Ники ушёл из коридора и открыл дверь в гостиную, чтобы показать виновницу торжества. Вера, понурив голову и закрыв ладонями глаза, сидела в уголку дивана.

– Краса моя, смотри, кто пришёл! – воскликнул он бодро и весело, стараясь её развеселить.

Она обернулась. Грустный и отягощённый взгляд камнем придавил грудь нашего героя. Он не знал, что делать дальше и глядел на неё недвижными глазами, не ощущая и не замечая ничего боле, и только когда далеко вдали, а на самом деле совсем близко, вновь раздались радостные возгласы Ники, он осознал, где сейчас находится.

Бросившись к ногам Веры, Ники принялся страстно целовать их. Он делал это точно так же, как и лучший друг в момент волнующий его встречи с ней. Пока Ники страстно занимается своей женой, надо добавить, что он никогда не стеснялся проявлять чувства на глазах у Владимира, так как считал его родным человеком.

От прикосновений мужа Вера не двигалась, даже не шевелилась, она казалась неподвижной как статуя.

– Устала и не радуешься – подметил он, добравшись в поцелуях до её шеи, – конечно, ты правильно делаешь,– томно шептал он,– тебе не нужны излишние потрясения: ни печальные, ни грустные, – говорил он, искренне переживая за жену. – Как же я люблю тебя.
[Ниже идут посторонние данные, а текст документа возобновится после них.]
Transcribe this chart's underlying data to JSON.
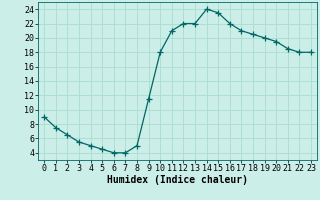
{
  "x": [
    0,
    1,
    2,
    3,
    4,
    5,
    6,
    7,
    8,
    9,
    10,
    11,
    12,
    13,
    14,
    15,
    16,
    17,
    18,
    19,
    20,
    21,
    22,
    23
  ],
  "y": [
    9,
    7.5,
    6.5,
    5.5,
    5,
    4.5,
    4,
    4,
    5,
    11.5,
    18,
    21,
    22,
    22,
    24,
    23.5,
    22,
    21,
    20.5,
    20,
    19.5,
    18.5,
    18,
    18
  ],
  "line_color": "#006666",
  "marker": "+",
  "marker_size": 4,
  "background_color": "#cceee8",
  "grid_color": "#aaddcc",
  "xlabel": "Humidex (Indice chaleur)",
  "xlabel_fontsize": 7,
  "tick_fontsize": 6,
  "xlim": [
    -0.5,
    23.5
  ],
  "ylim": [
    3,
    25
  ],
  "yticks": [
    4,
    6,
    8,
    10,
    12,
    14,
    16,
    18,
    20,
    22,
    24
  ],
  "xticks": [
    0,
    1,
    2,
    3,
    4,
    5,
    6,
    7,
    8,
    9,
    10,
    11,
    12,
    13,
    14,
    15,
    16,
    17,
    18,
    19,
    20,
    21,
    22,
    23
  ]
}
Наверное, если бы это был не мой ребёнок, я всё равно б тебя любил.

От произнесённой им фразы Вера начала всхлипывать и закрыла лицо руками.

– Как ты счастлива. Твои слёзы радости всё что нужно, чтоб я жил, – продолжал говорить он томным приглушённым голосом, присев подле неё на диване и обнимая.
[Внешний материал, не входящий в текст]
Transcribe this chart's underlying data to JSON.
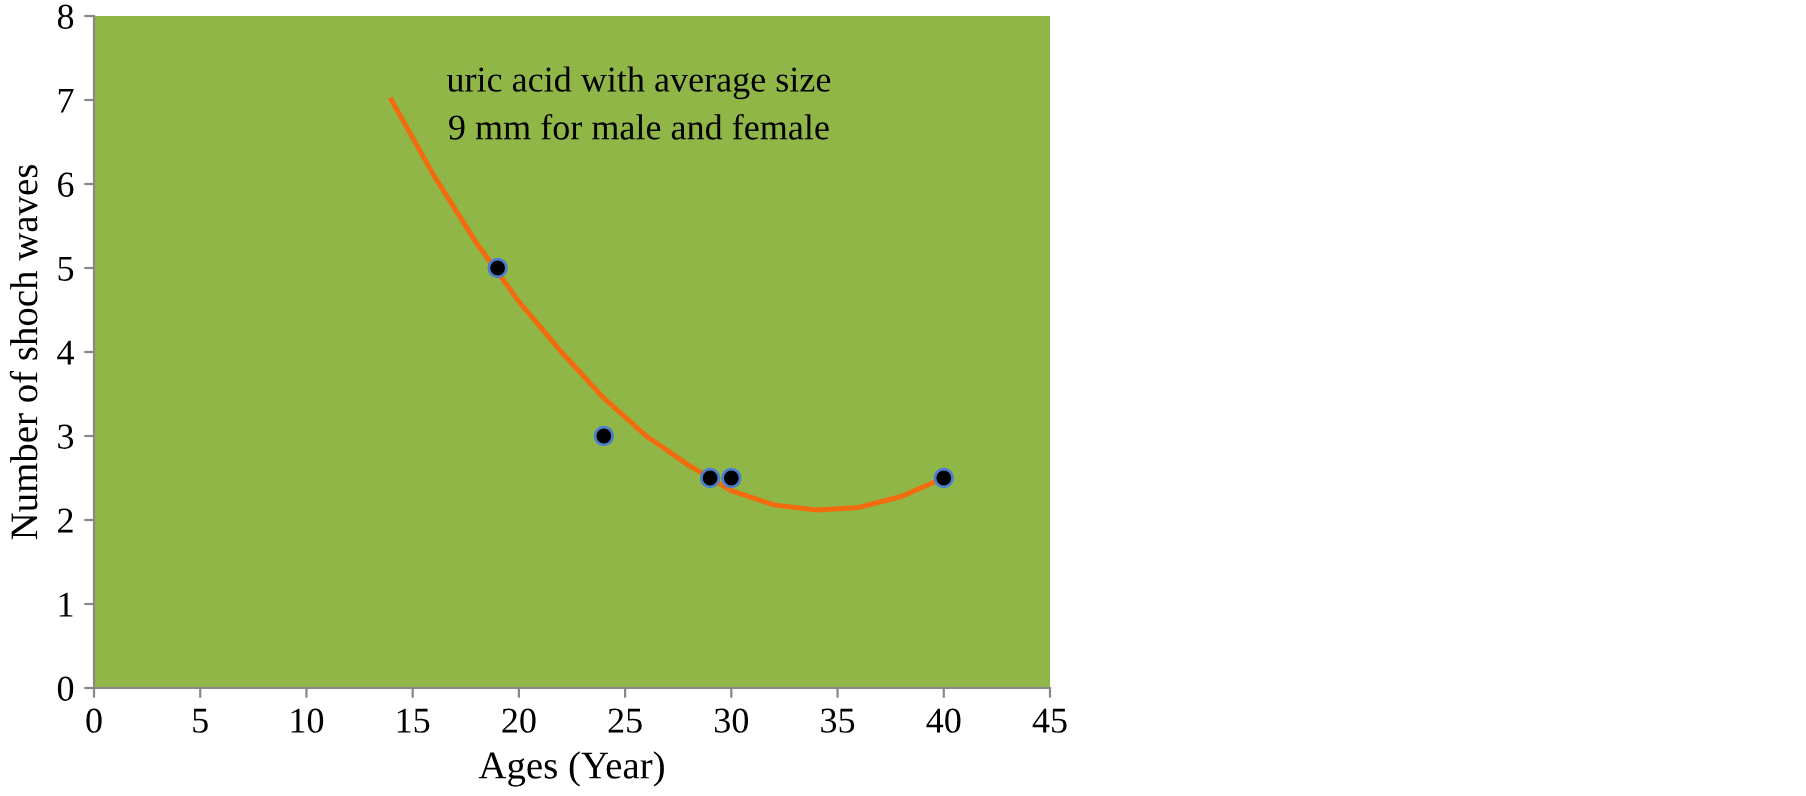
{
  "chart_data": {
    "type": "scatter",
    "xlabel": "Ages (Year)",
    "ylabel": "Number of shoch waves",
    "annotations": [
      "uric acid with average size\n9 mm for male and female"
    ],
    "series": [
      {
        "marker": "circle",
        "color": "#000000",
        "x": [
          19,
          24,
          29,
          30,
          40
        ],
        "values": [
          5,
          3,
          2.5,
          2.5,
          2.5
        ]
      },
      {
        "type": "line",
        "marker": "none",
        "color": "#f26b0f",
        "x": [
          14,
          16,
          18,
          20,
          22,
          24,
          26,
          28,
          30,
          32,
          34,
          36,
          38,
          40
        ],
        "values": [
          7.0,
          6.1,
          5.3,
          4.6,
          4.0,
          3.45,
          3.0,
          2.65,
          2.35,
          2.18,
          2.12,
          2.15,
          2.28,
          2.5
        ]
      }
    ],
    "xlim": [
      0,
      45
    ],
    "xticks": [
      0,
      5,
      10,
      15,
      20,
      25,
      30,
      35,
      40,
      45
    ],
    "ylim": [
      0,
      8
    ],
    "yticks": [
      0,
      1,
      2,
      3,
      4,
      5,
      6,
      7,
      8
    ],
    "grid": false,
    "legend": false
  }
}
Владимиру стало казаться, что Ники мучает Веру, когда говорит ей про детей, про любовь, когда трогает её. Буря негодований и неумеренной злости к этому человеку живо затрепетали у его горла, и кровь до боли застучала на висках.

– Это не твой ребёнок! – пронзительно вымолвил он.

Фраза эта как будто разорвала пополам пространство, стала ещё одним присутствующим.

Ники обернулся и растерянно посмотрел на Владимира, совершенно не понимая смысл горестной фразы; радость отцовства по-прежнему сохраняла улыбку в его лице.

– Что? Прости, что ты сказал? Я что-то плохо расслышал, – спросил он.

– Это не твой ребёнок. Это наш с Верой ребёнок, – сказал Владимир, проговаривая каждое слово твёрдо и чётко, как только мог позволить его дрожащий от волнения голос.

Услышав эти слова, друг обернулся на жену и глядел на неё какое-то время в надежде получить спасительное опровержение. Ему почему-то подумалось, что это какая-нибудь праздничная шутка, разыгранная любимыми людьми в угоду взбалмошному чувству в честь какого-нибудь праздника, которого он не знает. Но Вера ничего не сказала, ни на кого не смотрела, она лишь закрыла лицо руками и тихо плакала. Это не было похоже на праздничное представление.

И, наконец, он всё понял.

– Так вот, почему ты плачешь… – произнёс он тихо, как приговор самому себе, и замолчал.– Склонившись над Верой, он нежно обнял её и замер, запоминая каждой частичкой своего тела прикосновения к ней, как будто обнимает её в последний раз.– Тебе нельзя волноваться, – сказал он ей, поцеловав в макушку светлых растерянных волос, и, не закрывая при этом своих больших влажных и ясных глаз, встал с дивана, где она сидела и направился к другу.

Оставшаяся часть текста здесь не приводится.